A produção aporta quase um ano depois do seu lançamento original, mas já é bastante comentada em algumas rodas de cinéfilos. Isso se deve ao reconhecimento obtido no Cannes do ano passado, quando obra foi selecionada pelo júri, juntamente com outro filme, filme Luz Silenciosa, e à exibição na Mostra SP de outubro do ano passado. Obviamente, ele era discutido também pelos leitores da história em quadrinhos, que infelizmente vendeu pouco.O enredo gira em torno das aventuras de Marjane, ou Marji, na Irã sob os ditames da república islâmica dos anos 80 e 90. Descendente de duas gerações de militantes comunistas, ela leva a rebeldia e a garra para todos os campos de sua vida, do âmbito político ao sexual. Confusa entre o que acredita e o que vê, Marjane é uma garota que luta para ser forte em meio a um país que é um extramente repressor.
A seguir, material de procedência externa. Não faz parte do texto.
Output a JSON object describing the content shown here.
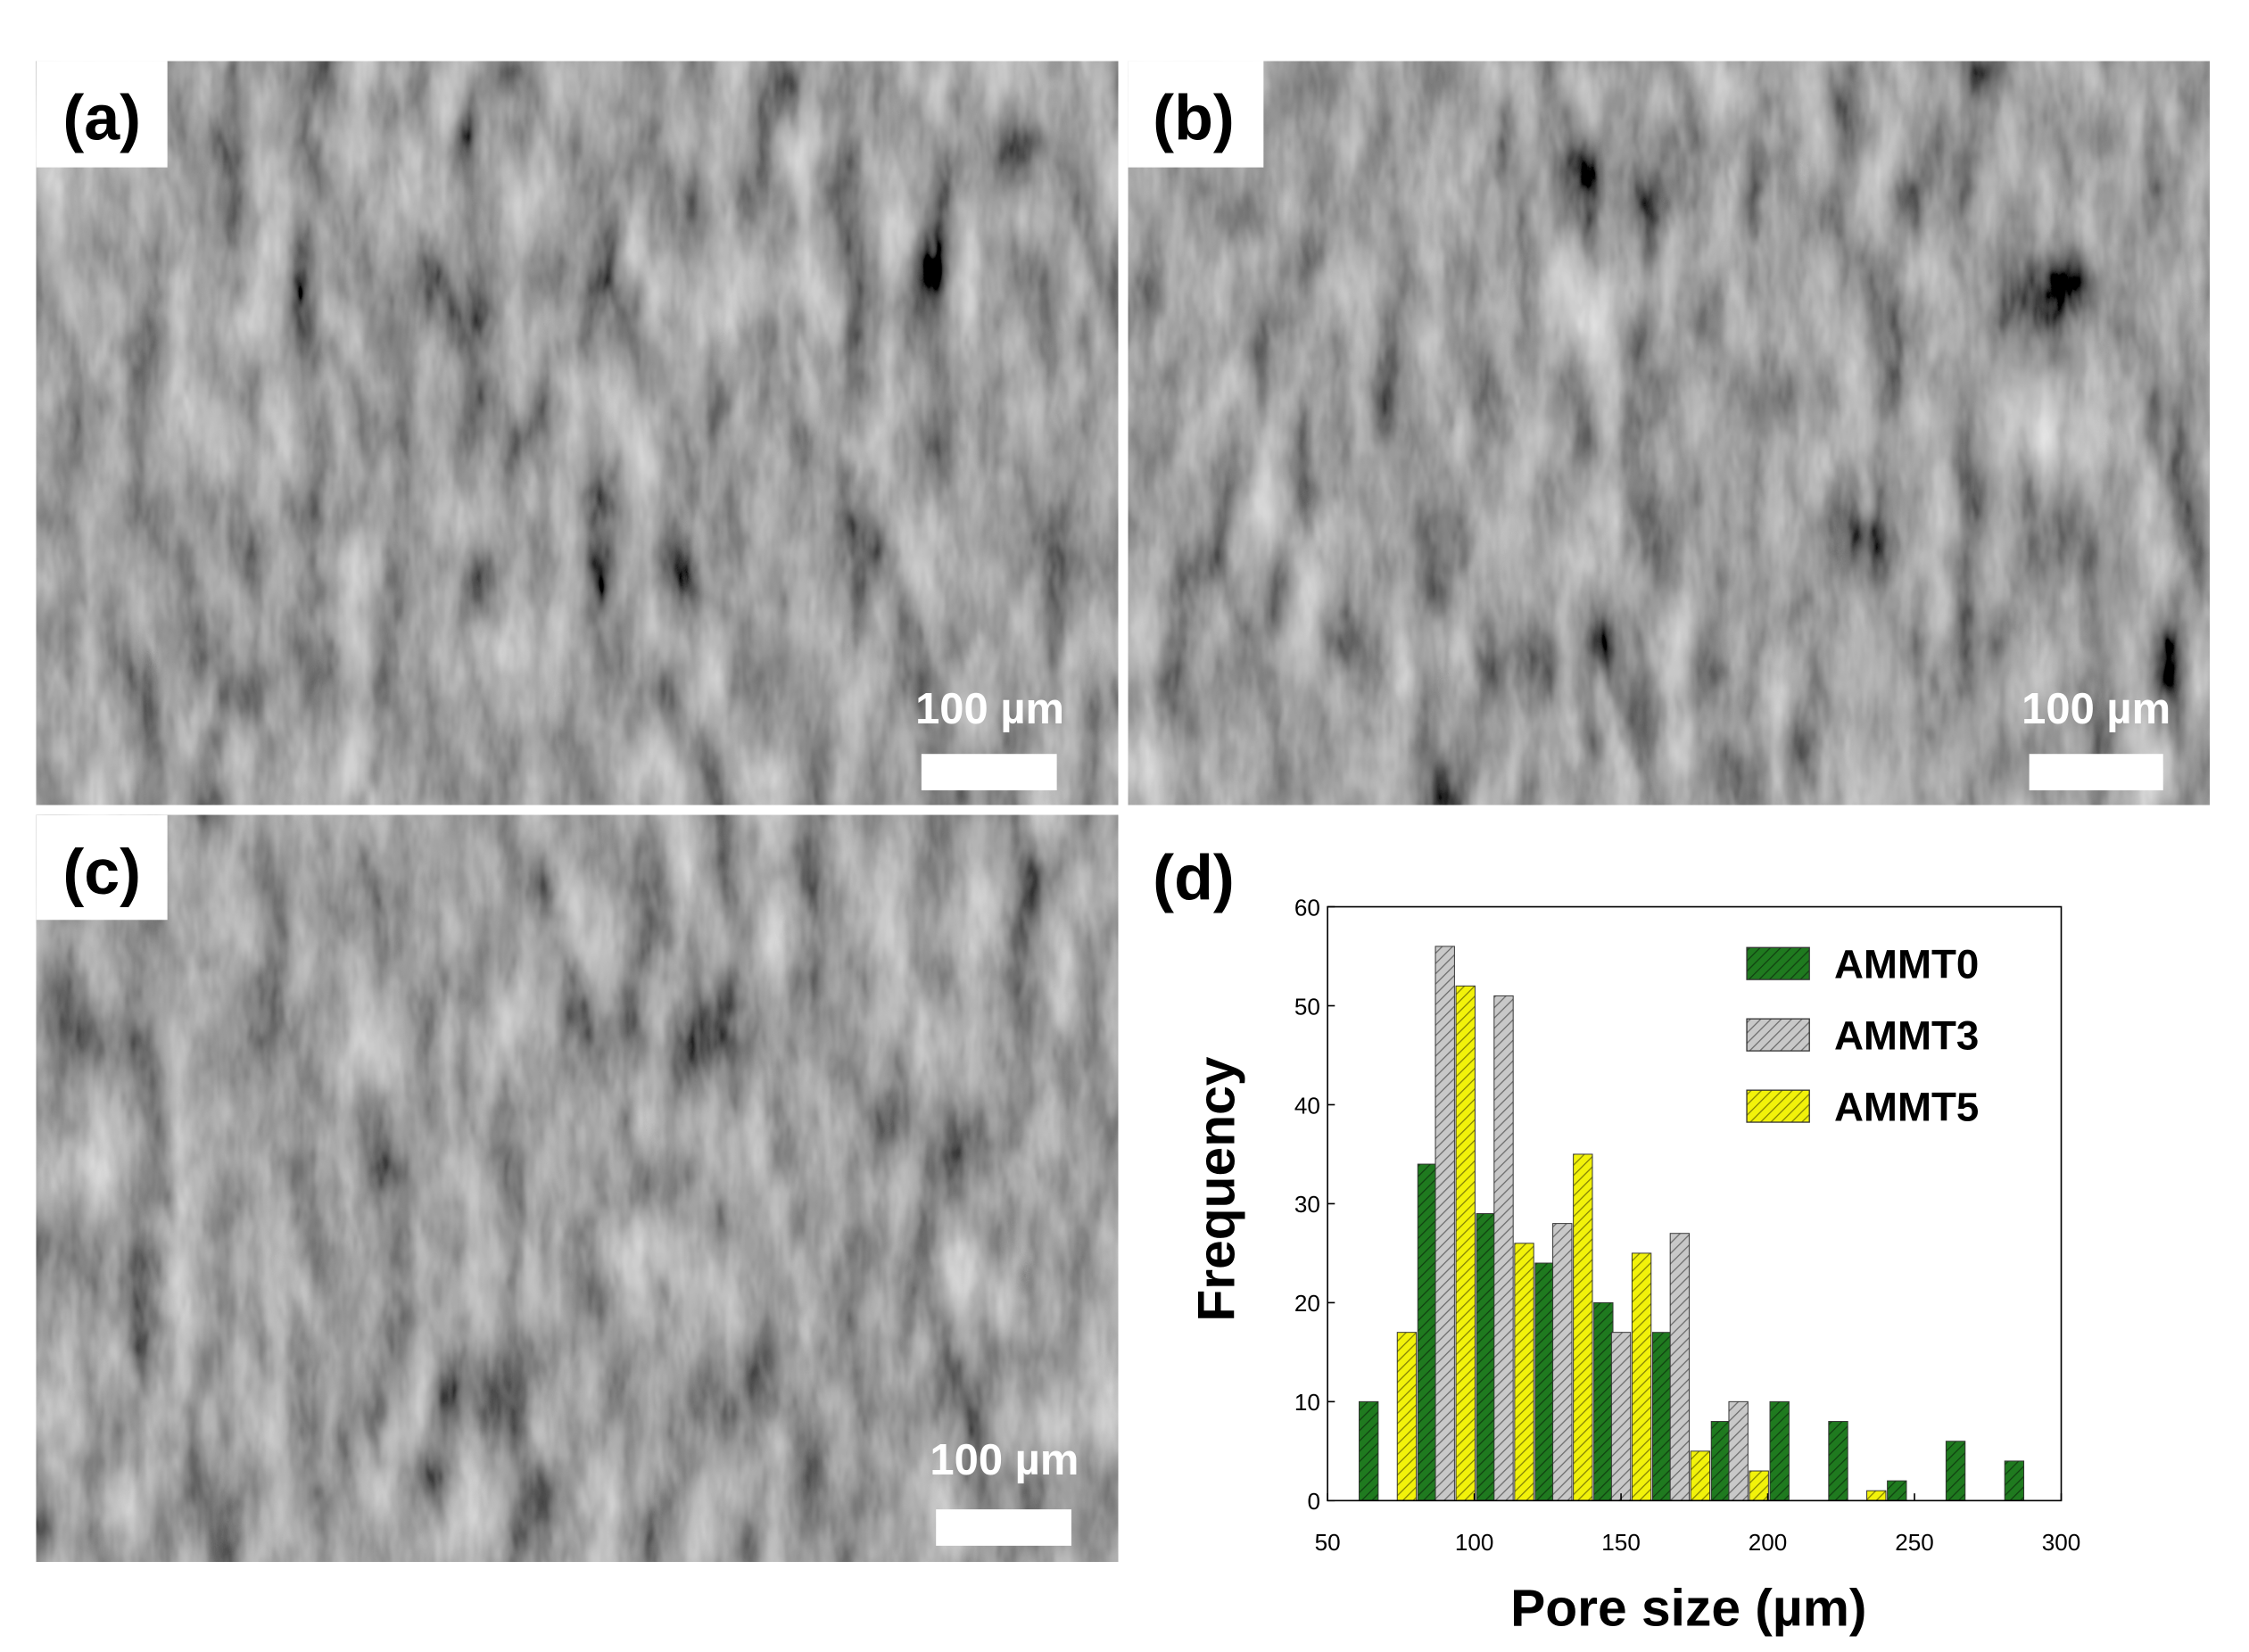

No decorrer da adolescência, a garota se muda para a Áustria e descobre-se atraída pela cultura ocidental como nunca acontecera, mas mesmo assim tenta se apegar às tradições iranianas, o que a faz se sentir sem identidade.
Os maiores destaques do enredo narrado em primeira pessoa são as buscas de Satrapi por liberdade e o panorama político iraniano traçado. Mesmo a história se desenrolando na década de 80, flashbackes remontam ao passado, para desembocar no presente de violência e repressão. Enquanto vive na Áustria, ela tenta ser uma jovem comum, mas sua descendência dificulta o processo de integração pelos amigos ocidentais.
A animação tem arte variada. Quase sempre ela segue o clássico padrão 2D como nos antigos filmes da Disney. No entanto, em alguns pontos a animação digital aparece para compor cenários e linhas narrativas diferentes. Aliás, o filme tem diferentes momentos e climas, em transições naturais e rápidas. Essa característica é uma faca de dois gumes: o ritmo meio alucinado da animação difere do compasso demarcado visto mo quadrinho, e dá uma impressão de superficialidade à história – ao contrário da graphic novel, que desenvolve muito bem cada fase da personagem. Em compensação, o mosaico de narrativas e cenas vêm recheadas de fascinantes e lindas imagens.
A trilha sonora do filme é bem escolhida, salvo a execução de “Eye of the tiger”, numa cena muito forçada e desnecessária, que não estava presente no livro. Destaque para a música de abertura, tema da película.
Persépolis é um filme bom, que tem potencial para levar o Oscar de Melhor Animação. No entanto, a verdadeira essência da obra está encarnada na mídia em que foi originalmente lançada: os quadrinhos. Ali vemos, com uma emoção vibrante, cada passo dado pela autora até seu amadurecimento e saída do Irã. Em muitas passagens, ela demonstra a importância de viver, de lutar e de conhecer a si mesmo. Muita dessa força foi perdida na adaptação das telonas, que corre para em pouco mais de 80 minutos de filme narrar um livro de 327 páginas – pelo menos na edição definitiva da Editora Cia. Das Letras.
A arte econômica de Satrapi é bastante envolvente e nos conduz a um mundo fantasioso e instável, porém cheio de recompensas belas e feiúras marcantes. Mesmo sendo minimalista, muitas vezes a autora adota certo exagero para demonstrar os loucos desejos que existiam em si mesma ou então a sua desgraça que vinha em doses homeopáticas. É impossível não sentir o que está acontecendo com a autora, mesmo se tratando tão-somente da leitura de quadros e mais quadros.
Se você se interessar pelo filme, recomendo a história em quadrinhos. Ela me fez chorar três vezes, o filme não.